Production, purification, and characterization of a Mg2+-responsive porphobilinogen synthase from Pseudomonas aeruginosa.

During tetrapyrrole biosynthesis the metalloenzyme porphobilinogen synthase (PBGS) catalyzes the condensation of two molecules of 5-aminolevulinic acid to form the pyrrole porphobilinogen. Pseudomonas aeruginosa PBGS was synthesized in Escherichia coli, and the enzyme was purified as a fusion protein with glutathione S-transferase (GST). After removal of GST, a molecular mass of 280 000 +/- 10 000 with a Stokes radius of 57 A was determined for native PBGS, indicating a homooctameric structure of the enzyme. Mg2+ stabilized the oligomeric state but was not essential for octamer formation. Alteration of N-terminal amino acids changed the oligomeric state and reduced the activity of the enzyme, revealing the importance of this region for oligomerization and activity.
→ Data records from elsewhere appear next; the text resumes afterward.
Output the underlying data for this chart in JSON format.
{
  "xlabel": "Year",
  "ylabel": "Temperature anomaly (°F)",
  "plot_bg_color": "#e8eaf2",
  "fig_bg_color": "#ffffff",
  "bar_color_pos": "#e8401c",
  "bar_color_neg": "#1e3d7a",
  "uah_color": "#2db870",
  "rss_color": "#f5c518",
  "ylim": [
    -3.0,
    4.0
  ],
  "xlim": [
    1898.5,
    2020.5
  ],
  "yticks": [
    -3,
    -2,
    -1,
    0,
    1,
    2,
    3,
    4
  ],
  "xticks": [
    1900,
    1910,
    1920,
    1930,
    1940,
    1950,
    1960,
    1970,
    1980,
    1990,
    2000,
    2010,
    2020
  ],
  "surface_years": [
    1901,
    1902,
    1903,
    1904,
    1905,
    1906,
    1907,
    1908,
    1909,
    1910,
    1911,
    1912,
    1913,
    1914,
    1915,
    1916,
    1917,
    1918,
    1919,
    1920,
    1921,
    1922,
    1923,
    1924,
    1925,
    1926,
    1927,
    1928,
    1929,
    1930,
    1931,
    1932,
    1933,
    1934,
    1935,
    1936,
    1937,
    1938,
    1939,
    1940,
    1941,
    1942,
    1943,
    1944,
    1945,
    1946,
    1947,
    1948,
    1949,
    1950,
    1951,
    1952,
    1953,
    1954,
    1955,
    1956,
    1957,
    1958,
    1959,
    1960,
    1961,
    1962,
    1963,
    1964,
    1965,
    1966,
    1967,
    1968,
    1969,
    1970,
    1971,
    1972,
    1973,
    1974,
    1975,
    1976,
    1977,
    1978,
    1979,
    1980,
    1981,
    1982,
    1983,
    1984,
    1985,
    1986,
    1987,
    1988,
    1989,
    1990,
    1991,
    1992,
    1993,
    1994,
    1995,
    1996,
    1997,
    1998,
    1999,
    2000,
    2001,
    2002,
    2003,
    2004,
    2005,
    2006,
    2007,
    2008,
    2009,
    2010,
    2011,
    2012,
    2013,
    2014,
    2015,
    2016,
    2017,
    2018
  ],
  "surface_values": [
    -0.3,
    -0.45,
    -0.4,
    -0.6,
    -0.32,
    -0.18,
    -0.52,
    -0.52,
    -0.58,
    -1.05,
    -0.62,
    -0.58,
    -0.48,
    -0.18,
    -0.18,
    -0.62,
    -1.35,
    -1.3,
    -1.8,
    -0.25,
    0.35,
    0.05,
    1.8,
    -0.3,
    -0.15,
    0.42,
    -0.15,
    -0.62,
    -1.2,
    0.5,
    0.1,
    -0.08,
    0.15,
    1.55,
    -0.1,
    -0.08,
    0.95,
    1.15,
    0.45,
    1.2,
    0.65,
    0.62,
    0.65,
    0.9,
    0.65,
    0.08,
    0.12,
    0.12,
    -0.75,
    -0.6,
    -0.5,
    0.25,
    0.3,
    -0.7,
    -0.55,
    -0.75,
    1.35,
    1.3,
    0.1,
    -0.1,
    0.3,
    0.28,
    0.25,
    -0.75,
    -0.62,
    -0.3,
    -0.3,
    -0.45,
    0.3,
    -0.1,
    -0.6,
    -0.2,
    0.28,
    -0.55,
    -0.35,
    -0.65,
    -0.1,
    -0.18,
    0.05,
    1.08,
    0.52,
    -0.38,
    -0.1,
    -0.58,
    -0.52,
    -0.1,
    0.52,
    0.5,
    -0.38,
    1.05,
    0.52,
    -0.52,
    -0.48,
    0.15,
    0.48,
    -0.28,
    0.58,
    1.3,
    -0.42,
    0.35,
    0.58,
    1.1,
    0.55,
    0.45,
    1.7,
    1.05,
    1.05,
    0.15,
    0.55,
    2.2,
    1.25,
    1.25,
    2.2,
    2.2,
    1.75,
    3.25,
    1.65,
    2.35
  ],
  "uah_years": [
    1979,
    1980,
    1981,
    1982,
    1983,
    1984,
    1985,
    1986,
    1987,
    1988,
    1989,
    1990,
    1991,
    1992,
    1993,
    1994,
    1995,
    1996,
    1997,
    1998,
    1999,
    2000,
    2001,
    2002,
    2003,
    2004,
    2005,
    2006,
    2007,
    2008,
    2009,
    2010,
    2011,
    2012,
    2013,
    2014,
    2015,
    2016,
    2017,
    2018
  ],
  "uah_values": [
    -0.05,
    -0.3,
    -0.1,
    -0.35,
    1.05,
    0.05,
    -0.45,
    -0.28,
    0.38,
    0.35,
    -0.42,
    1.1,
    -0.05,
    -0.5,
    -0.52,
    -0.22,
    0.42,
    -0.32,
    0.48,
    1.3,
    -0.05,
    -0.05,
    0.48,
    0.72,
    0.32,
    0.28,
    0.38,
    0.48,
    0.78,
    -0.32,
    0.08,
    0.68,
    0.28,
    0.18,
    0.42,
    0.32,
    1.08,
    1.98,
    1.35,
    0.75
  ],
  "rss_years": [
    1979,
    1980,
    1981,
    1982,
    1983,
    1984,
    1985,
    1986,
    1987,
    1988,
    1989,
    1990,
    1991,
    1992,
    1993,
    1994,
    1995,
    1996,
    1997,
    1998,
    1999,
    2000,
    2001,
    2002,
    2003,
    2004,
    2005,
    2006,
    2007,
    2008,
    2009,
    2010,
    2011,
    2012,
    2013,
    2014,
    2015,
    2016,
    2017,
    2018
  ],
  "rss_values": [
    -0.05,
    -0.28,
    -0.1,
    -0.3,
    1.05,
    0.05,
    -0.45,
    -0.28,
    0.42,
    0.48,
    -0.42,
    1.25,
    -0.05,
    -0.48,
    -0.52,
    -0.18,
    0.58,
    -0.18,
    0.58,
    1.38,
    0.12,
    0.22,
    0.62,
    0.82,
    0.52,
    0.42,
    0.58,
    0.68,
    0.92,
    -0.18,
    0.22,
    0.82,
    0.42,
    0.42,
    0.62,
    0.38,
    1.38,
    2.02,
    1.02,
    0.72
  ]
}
EDTA treatment severely inhibited enzymatic activity which could be completely restored by the addition of Mg2+ or Mn2+. At concentrations in the micromolar range Co2+, Zn2+, and Ni2+ partially restored EDTA-inhibited enzymatic activity while higher concentrations of Zn2+ inhibited the enzyme. Pb2+, Cd2+, and Hg2+ did not restore activity. A stimulatory effect of monovalent ions was observed. A Km of 0.33 mM for ALA and a maximal specific activity of 60 micromol h-1 mg-1 at the pH optimum of 8.6 in the presence of Mg2+ and K+ were found. pH-dependent kinetic studies were combined with protein modifications to determine the structural basis of two observed pKa values of approximately 7.9 (pKa1) and 9.5 (pKa2). These are postulated respectively as ionization of an active site lysine residue and of free substrate during catalysis. Some PBGS inhibitors were characterized. Finally, we succeeded in obtaining well-ordered crystals of P. aeruginosa PBGS complexed with the substrate analogue levulinic acid.